Ecological Restoration and Management of Forests

Most of the protected forest areas in Finland are in a natural or near natural state. However, parts of many protected areas have been used for commercial forestry before their protection, and these forests are often homogenous monocultures. Additionally, effective fire prevention has stopped natural forest fires, and natural forest dynamics have been interrupted. Consequently, ecological restoration measures or habitat management are needed in the forests of protected areas.

The objective of habitat restoration is to speed up the recovery of a former commercial forest to a natural state. Restoration creates characteristics of a natural forest that are lacking or absent, such as dead and decaying wood, charred wood, deciduous trees and variation in the forest structure. The goal is to initiate the formation of decaying wood and diversification of the age and species distribution of trees. Habitat restoration also improves the living conditions of rare and threatened species.

Restoration measures include controlled burning and increasing the quantity, quality and continuity of decaying wood. During the past 30 years, Metsähallitus has restored forest habitats with a total area of about 17,000 hectares on Natura 2000 sites and in other protected areas. Ecological management has also been carried out in valuable habitats, including herb-rich forests and sun-lit habitats totalling 5,300 ha so far.

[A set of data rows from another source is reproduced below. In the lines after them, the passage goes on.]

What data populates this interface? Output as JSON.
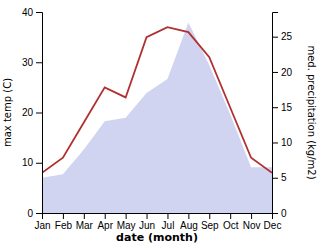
{
  "chart_data": {
    "type": "line",
    "xlabel": "date (month)",
    "ylabel": "max temp (C)",
    "y2label": "med. precipitation (kg/m2)",
    "categories": [
      "Jan",
      "Feb",
      "Mar",
      "Apr",
      "May",
      "Jun",
      "Jul",
      "Aug",
      "Sep",
      "Oct",
      "Nov",
      "Dec"
    ],
    "series": [
      {
        "type": "area",
        "axis": "y2",
        "color": "#b0b8e8",
        "values": [
          5,
          5.5,
          9,
          13,
          13.5,
          17,
          19,
          27,
          21,
          14,
          6.5,
          6.5
        ]
      },
      {
        "type": "line",
        "color": "#b03030",
        "values": [
          8,
          11,
          18,
          25,
          23,
          35,
          37,
          36,
          31,
          21,
          11,
          8
        ]
      }
    ],
    "ylim": [
      0,
      40
    ],
    "yticks": [
      0,
      10,
      20,
      30,
      40
    ],
    "y2lim": [
      0,
      28.5
    ],
    "y2ticks": [
      0,
      5,
      10,
      15,
      20,
      25
    ]
  }
}
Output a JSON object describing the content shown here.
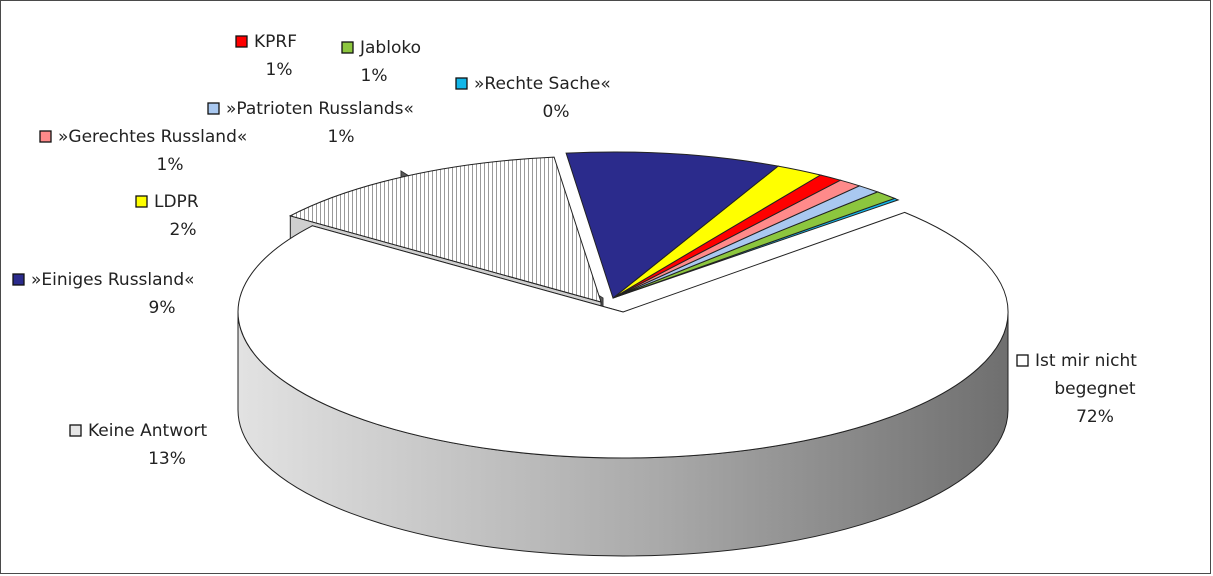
{
  "chart_data": {
    "type": "pie",
    "three_d": true,
    "exploded": true,
    "slices": [
      {
        "label": "Ist mir nicht begegnet",
        "label_lines": [
          "Ist mir nicht",
          "begegnet"
        ],
        "value": 72,
        "value_text": "72%",
        "color": "#ffffff"
      },
      {
        "label": "Keine Antwort",
        "label_lines": [
          "Keine Antwort"
        ],
        "value": 13,
        "value_text": "13%",
        "color": "#e6e6e6"
      },
      {
        "label": "»Einiges Russland«",
        "label_lines": [
          "»Einiges Russland«"
        ],
        "value": 9,
        "value_text": "9%",
        "color": "#2b2b8c"
      },
      {
        "label": "LDPR",
        "label_lines": [
          "LDPR"
        ],
        "value": 2,
        "value_text": "2%",
        "color": "#ffff00"
      },
      {
        "label": "KPRF",
        "label_lines": [
          "KPRF"
        ],
        "value": 1,
        "value_text": "1%",
        "color": "#ff0000"
      },
      {
        "label": "»Gerechtes Russland«",
        "label_lines": [
          "»Gerechtes Russland«"
        ],
        "value": 1,
        "value_text": "1%",
        "color": "#ff8a8a"
      },
      {
        "label": "»Patrioten Russlands«",
        "label_lines": [
          "»Patrioten Russlands«"
        ],
        "value": 1,
        "value_text": "1%",
        "color": "#a9c8f0"
      },
      {
        "label": "Jabloko",
        "label_lines": [
          "Jabloko"
        ],
        "value": 1,
        "value_text": "1%",
        "color": "#8cc63e"
      },
      {
        "label": "»Rechte Sache«",
        "label_lines": [
          "»Rechte Sache«"
        ],
        "value": 0,
        "value_text": "0%",
        "color": "#12b6e8"
      }
    ]
  }
}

Many of the restoration and management activities have been carried out in a number of LIFE Nature projects since year 1995. At the moment, four LIFE projects targeting the restoration and management of forest habitats are under way (Light & Fire LIFE, Coastnet LIFE, Flying Squirrel LIFE, Beetles LIFE).
The impacts of ecological management and restoration measures are monitored to assess their success. A network of 30 forest monitoring sites around Finland has been set up. The monitored variables include living and dead trees, beetles and polypore species. The monitoring results indicate that while the measures have already had positive impacts on the representativeness of the habitats and populations of several forest species, additional measures will be needed to meet the sites’ conservation objectives.